Review Comment:
First of all, I would like to thank the authors for the changes they made in response to my review. I appreciate in particular the clarified contribution and the added Section 9.1 on the potential of the proposed method.
Regarding the review criteria of originality, significance of the results and quality of writing, I now believe that the originality of the proposed end-to-end pipeline is good, and that the results are significant, in so far as they have the potential to considerably enrich existing knowledge bases.
Major concerns however remain however about the quality of writing:
1. Unless stated, it appears the paper has not been properly proofread for language and presentation issues. This is not just a surface issue, as the language currently used makes understanding difficult in several places, and especially surprising given that the paper has 6 authors.
2. While I see improvements, I still find the problem definition (Section 3.2) convoluted
3. The evaluation in several parts only spells out numbers, but does not provide the reader with insights or lessons learned
I think the abovementioned concerns require a major effort and was at the edge between suggesting a major or a minor revision. I chose a minor revision because I think the concerns can be adressed without requiring changes to the methodology or new experiments, but suggest to really take a major effort at improving the writing.
Details:
1. Language and Presentation
- Intro: "to aid knowledge base augmentation", "to enable the exploitation of markup data", "for supporting KBA tasks" - Why these reservations? Are you not *doing* KB augmentation, not *exploiting* markup data?
- Intro: "the KBA problem" - is the term "problem" needed here? I am not aware of an established KBA problem (like "the travelling salesman problem"), so if needed please introduce the term, though I'd rather simply drop "problem" and refer to it by the established process name: "KBA".
- Figure 1 has an unreadable fontsize
- 3.3: "the KBA problem defined above, consists of two steps" -> remove comma
- 3.3: "The first step aims KnowMore_{match} at" - fix word order
- 3.3: "with respect to KB." - add article
- Table 1: "Notation" -> "Term"?
- Table 1: Some terms are named well "F_class, F_ded", others are illegible (F, F'). Why not give sensible names to all?
- 4.3: Similarity for dates: What is "a conflict"? Insatisfiability or one disagreement? As it stands it is not clear whether values other than 0 and 1 could occur at all.
- 5.1: Features: The author reply mentions that the text appears after Table 4 as further explanation, but in the present version, the text appears first.
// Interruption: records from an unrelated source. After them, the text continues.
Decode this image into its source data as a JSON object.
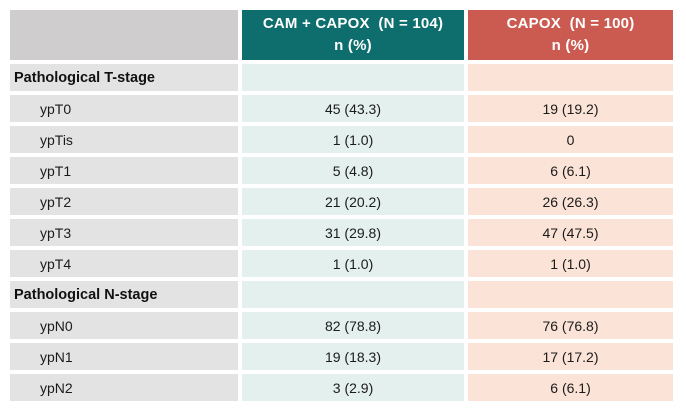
{
  "colors": {
    "header_cam_bg": "#0e6d6d",
    "header_capox_bg": "#cb5b50",
    "header_corner_bg": "#cfcdcd",
    "label_col_bg": "#e3e3e3",
    "cam_col_bg": "#e3f0ee",
    "capox_col_bg": "#fbe3d7",
    "header_text": "#ffffff",
    "body_text": "#1b1b1b"
  },
  "table": {
    "columns": {
      "cam": {
        "title": "CAM + CAPOX  (N = 104)",
        "subtitle": "n (%)"
      },
      "capox": {
        "title": "CAPOX  (N = 100)",
        "subtitle": "n (%)"
      }
    },
    "rows": [
      {
        "type": "section",
        "label": "Pathological T-stage",
        "cam": "",
        "capox": ""
      },
      {
        "type": "data",
        "label": "ypT0",
        "cam": "45 (43.3)",
        "capox": "19 (19.2)"
      },
      {
        "type": "data",
        "label": "ypTis",
        "cam": "1 (1.0)",
        "capox": "0"
      },
      {
        "type": "data",
        "label": "ypT1",
        "cam": "5 (4.8)",
        "capox": "6 (6.1)"
      },
      {
        "type": "data",
        "label": "ypT2",
        "cam": "21 (20.2)",
        "capox": "26 (26.3)"
      },
      {
        "type": "data",
        "label": "ypT3",
        "cam": "31 (29.8)",
        "capox": "47 (47.5)"
      },
      {
        "type": "data",
        "label": "ypT4",
        "cam": "1 (1.0)",
        "capox": "1 (1.0)"
      },
      {
        "type": "section",
        "label": "Pathological N-stage",
        "cam": "",
        "capox": ""
      },
      {
        "type": "data",
        "label": "ypN0",
        "cam": "82 (78.8)",
        "capox": "76 (76.8)"
      },
      {
        "type": "data",
        "label": "ypN1",
        "cam": "19 (18.3)",
        "capox": "17 (17.2)"
      },
      {
        "type": "data",
        "label": "ypN2",
        "cam": "3 (2.9)",
        "capox": "6 (6.1)"
      }
    ]
  }
}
Also as it stands, the typesetting of the features is quite unfortunate, it appears on a first glance as if they were part of references [1, 3]. How about using "t_1, ..., t_3" instead?
- "we follow the intuition that, if" - remove comma
- "the example facts #2 and #3, would be valid" - remove comma
- "S im(f_i,f_{KB})" - fix math typesetting
- "this does neither .... while improving ..." - fix language
- "for each type book and movie from Wikipedia" - fix language
- "preliminary analysis of the completeness" - relict of the old version
- "available ^{12}" - fix spacing
- Enumeration in 6.2.2: There seems to be a problem with types, the label of the first item seems to be a step in the pipeline, while the others sound like metrics. Also, what about aligning the labels with the names of the steps as defined in Table 1?
- 6.2.2: "R - the percentage" -> "Recall R - the percentage"
- 6.3: "S V M" - fix typesetting
- 7.1: "While the step is a precondition, we provide evaluation results" - "As it is an important precondition"?
- 7.4: "entities, existing" - remove comma
2. Problem Definition
- The addition of the example is nice, but it appears still too late. Please put an example of an entity description immediately when you define it.
- Use of symbol "q" for entities is confusing. The symbol bears no similarity with the term "entity" and in the field is often used for queries. Why not use "e"?
- What is "E"?
- What is the "type" of Definition 1? "Problem definition"? "Task"?
- As it is, Def 1 can be satisfied by the empty set. You likely want to not just "a set" but "the maximal set"?
- The problem definition is possibly overly complicated by the fact that there are actually two problems hidden in it, as also described in the approach section: 1) Find the entity descriptions that refer to the same entity, and 2) Find novel facts. Maybe the problem definition would benefit from being split in two, especially as you are adressing the problems independently, and appear not to use joint inference?
3. Missing Discussion/Lessons learned
- What do we learn from Naive Bayes outperforming the other methods? In response to my previous comment on this you added more experiments showing THAT it outperforms the others, my point was however rather to understand WHY that happens and what we can learn from this for similar scenarios.
- Section 4.2: Still hard to understand due to the language. What really is happening here, on which basis are entities returned by the Lucene queries? How conservative/credulous is the String similarity inside? Understanding this is crucial to understand how many false negatives this step may introduce, so I'd consider a discussion as imperative.
- 5.1: "We have experimented with several different approachs" - Why? And why the ones you chose?
- 7.1: Text only spells out the numbers in Table 7. Please rather provide 1-2 sentences explanation as to why the main results are as they are (i.e., why is the best configuration best, or why are the baselines worse?)
- 7.2: The same: "The baseline fails to recall a large amount of correct facts" - Why? What does your technique do better? What can future researchers learn from your method?
- 7.4: Coverage gain: I think the metric is reasonable, but as it is nonstandard please explain briefly before using it why you consider it useful/interesting for the present problem.
Other
- Is Naive Bayes really a state-of-the-art classifier?
|